Pin 1 is K0. It has a pullup and drives directly to the pin 13's of the RAMs. The fact that one RAM looks dead is a good indicator that it might be pulling the K0 line down.
I'd recommend pulling that RAM and see if it will run the first diag test again.
I don't think U4 is bad, at least it doesn't look to be the root cause. It responds correctly to the DB switch.
The first test doesn't need anything other than CPU and clocks to run.
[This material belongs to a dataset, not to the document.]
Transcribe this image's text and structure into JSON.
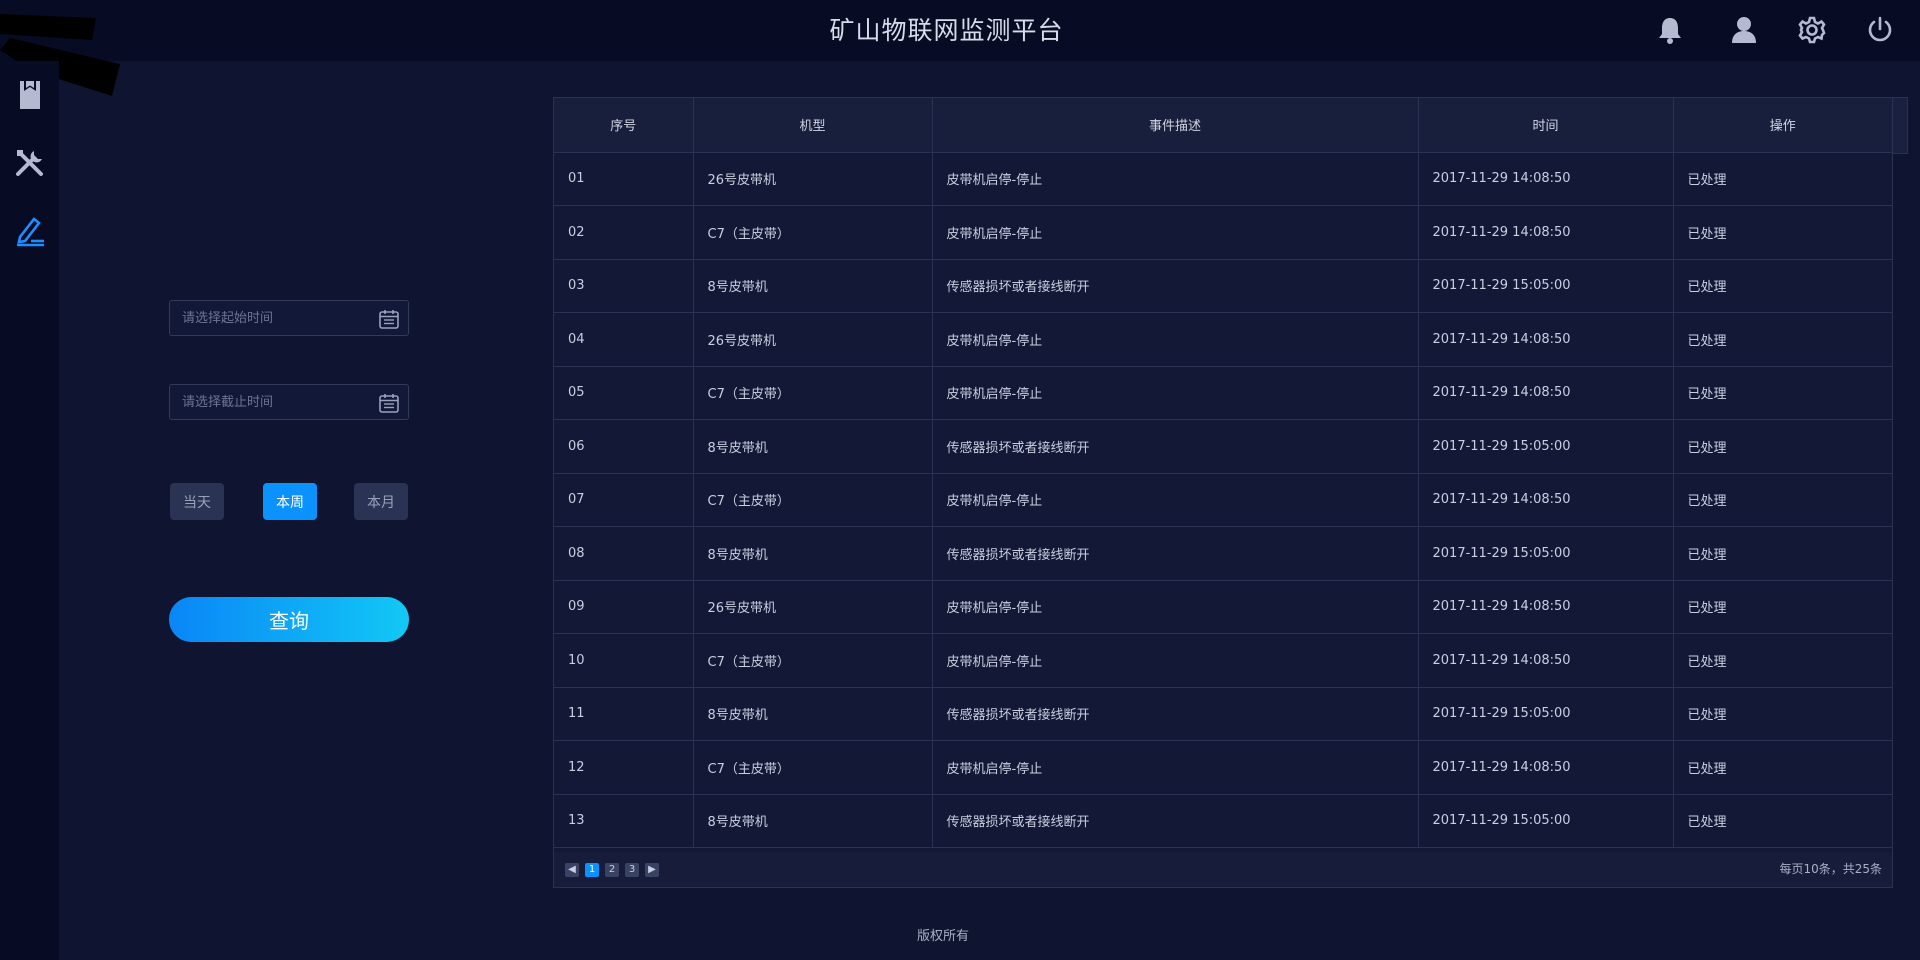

Since U2 and U3 are socketed, they can be pulled, while running the first test.
Make sure to note where pin 1 is, they are not logically placed.
Dwight
 
Once you get it working, note that most of the test are quite small in code space. The EROM on the diagnostic board has 5 completely unused 1K blocks that can be used.
Even the test 1K blocks have a lot of unused space. With the DB switch off, it will boot to the monitor and you can then run your favorite program in one of the empty EROM spaces.
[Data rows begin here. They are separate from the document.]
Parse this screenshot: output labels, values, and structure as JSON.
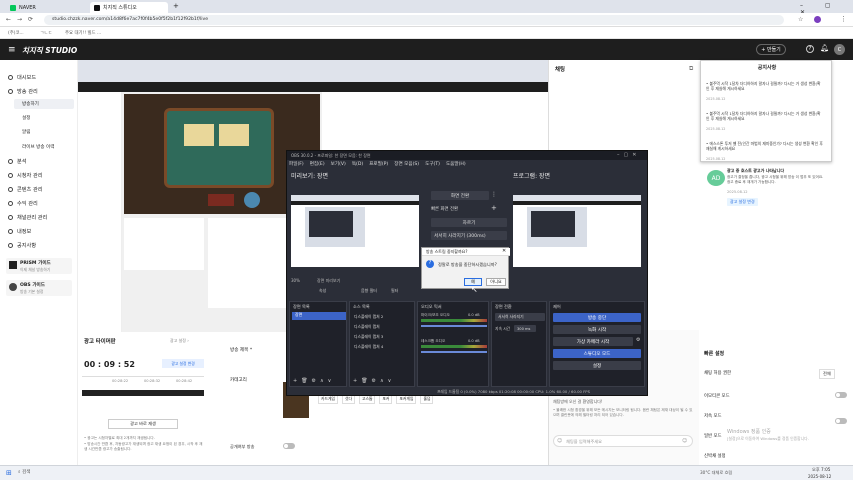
{
  "browser": {
    "tabs": [
      {
        "label": "NAVER"
      },
      {
        "label": "치지직 스튜디오"
      }
    ],
    "url": "studio.chzzk.naver.com/a14d8f6e7ac7f0f4b5e0f5f2b1f12f92b1f/live",
    "bookmarks": [
      "(주)코...",
      "ㄱㄴㄷ",
      "주요 대기!! 빌드 ..."
    ]
  },
  "app": {
    "logo": "치지직 STUDIO",
    "top_button": "+ 만들기",
    "user_initial": "C"
  },
  "sidebar": {
    "items": [
      {
        "label": "대시보드"
      },
      {
        "label": "방송 관리"
      },
      {
        "label": "방송하기"
      },
      {
        "label": "설정"
      },
      {
        "label": "알림"
      },
      {
        "label": "라이브 방송 이력"
      },
      {
        "label": "분석"
      },
      {
        "label": "시청자 관리"
      },
      {
        "label": "콘텐츠 관리"
      },
      {
        "label": "수익 관리"
      },
      {
        "label": "채널관리 관리"
      },
      {
        "label": "내정보"
      },
      {
        "label": "공지사항"
      }
    ],
    "cards": [
      {
        "title": "PRISM 가이드",
        "sub": "이제 채널 방송하기"
      },
      {
        "title": "OBS 가이드",
        "sub": "방송 기본 설정"
      }
    ]
  },
  "main": {
    "section_title": "광고 타이머판",
    "timer_label": "00 : 09 : 52",
    "ad_badge": "광고 설정 변경",
    "ad_button": "광고 바로 재생",
    "category_label": "카테고리",
    "broadcast_title_label": "방송 제목 *",
    "category_value": "카드 게임",
    "toggle_label": "공개여부 방송",
    "tags": [
      "카드게임",
      "섯다",
      "고스톱",
      "포커",
      "포커게임",
      "홀덤"
    ],
    "timeline_ticks": [
      "00:28:22",
      "00:28:32",
      "00:28:42"
    ],
    "note1": "• 광고는 시청자별로 최대 2개까지 재생됩니다.",
    "note2": "• 방송시간 만큼 후, 자동광고가 재생되며 광고 재생 요청이 된 경우, 시작 후 재생 시간만큼 광고가 송출됩니다."
  },
  "obs": {
    "title": "OBS 30.0.2 - 프로파일: 찬 장면 모음: 찬 장면",
    "menu": [
      "파일(F)",
      "편집(E)",
      "보기(V)",
      "독(D)",
      "프로필(P)",
      "장면 모음(S)",
      "도구(T)",
      "도움말(H)"
    ],
    "preview_title": "미리보기: 장면",
    "program_title": "프로그램: 장면",
    "transition_button": "화면 전환",
    "transition_label": "빠른 화면 전환",
    "fade": "자르기",
    "slide": "서서히 사라지기 (300ms)",
    "dialog_title": "방송 스트림 중지할까요?",
    "dialog_text": "정말로 방송을 중단하시겠습니까?",
    "dialog_yes": "예",
    "dialog_no": "아니요",
    "zoom": "30%",
    "preview_select": "장면 미리보기",
    "tab_filter": "음향 필터",
    "tab_props": "속성",
    "tab_filters2": "필터",
    "dock_scenes": "장면 목록",
    "dock_sources": "소스 목록",
    "dock_mixer": "오디오 믹서",
    "dock_transitions": "장면 전환",
    "dock_controls": "제어",
    "scene_item": "장면",
    "sources": [
      "디스플레이 캡처 2",
      "디스플레이 캡처",
      "디스플레이 캡처 3",
      "디스플레이 캡처 4"
    ],
    "mixer_tracks": [
      {
        "name": "마이크/보조 오디오",
        "db": "0.0 dB"
      },
      {
        "name": "데스크톱 오디오",
        "db": "0.0 dB"
      }
    ],
    "transition_value": "서서히 사라지기",
    "duration_label": "지속 시간",
    "duration_value": "300 ms",
    "controls": [
      "방송 중단",
      "녹화 시작",
      "가상 카메라 시작",
      "스튜디오 모드",
      "설정"
    ],
    "status": "프레임 드롭됨 0 (0.0%)   7080 kbps   01:20:08   00:00:00   CPU: 1.0%   60.00 / 60.00 FPS"
  },
  "chat": {
    "title": "채팅",
    "notif_title": "공지사항",
    "notif_items": [
      {
        "text": "• 불주먹 시작 1달차 더디하하지 말자나 걸릴까? 다시는 거 생성 변환(확인 후 재실해 게시하세요",
        "date": "2025.08.12"
      },
      {
        "text": "• 불주먹 시작 1달차 더디하하지 말자나 걸릴까? 다시는 거 생성 변환(확인 후 재실해 게시하세요",
        "date": "2025.08.12"
      },
      {
        "text": "• 에스스톤 투저 벨 전(인간 마법의 재미중인가? 다시는 생성 변환 확인 후 재실해 게시하세요",
        "date": "2025.08.12"
      }
    ],
    "ad_user": "AD",
    "ad_title": "광고 중 호스트 광고가 나타납니다",
    "ad_text": "광고가 결정을 줍니다, 광고 시청을 위해 방송 이 멈추 또 있어요. 광고 종료 후 재개가 가능합니다.",
    "ad_date": "2025.08.12",
    "ad_button": "광고 설정 변경",
    "quick_title": "빠른 설정",
    "settings": [
      {
        "label": "채팅 허용 권한",
        "value": "전체"
      },
      {
        "label": "이모티콘 모드",
        "value": ""
      },
      {
        "label": "저속 모드",
        "value": ""
      },
      {
        "label": "일반 모드",
        "value": ""
      },
      {
        "label": "신박채 설정",
        "value": ""
      }
    ],
    "system_msg": "채팅방에 오신 걸 환영합니다!",
    "system_msg2": "• 불쾌한 시청 환경을 위해 모든 메시지는 모니터링 됩니다. 음란 채팅은 제재 대상이 될 수 있으며 클린봇에 의해 필터링 처리 되어 있습니다.",
    "chat_placeholder": "채팅을 입력해주세요",
    "watermark1": "Windows 정품 인증",
    "watermark2": "[설정]으로 이동하여 Windows를 정품 인증합니다."
  },
  "taskbar": {
    "search": "검색",
    "temp": "30°C 대체로 흐림",
    "time": "오후 7:05",
    "date": "2025-08-12"
  },
  "colors": {
    "accent": "#3c64c8",
    "green": "#03c75a",
    "obs_bg": "#2b2e38"
  }
}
The astroids program that I have in the one bank is just Butterworth's program, relocated to run in the EPROM space.
Dwight
 
I've pulled the U7 RAM, U2 and U3.
It's trying to do something, but still not getting there.

I attached some scope pictures. Maybe you can make some sense of it.
Nothing looks suspicious on the thermal camera. U4 13, 14, 15 are still at about 1V with the CPU removed.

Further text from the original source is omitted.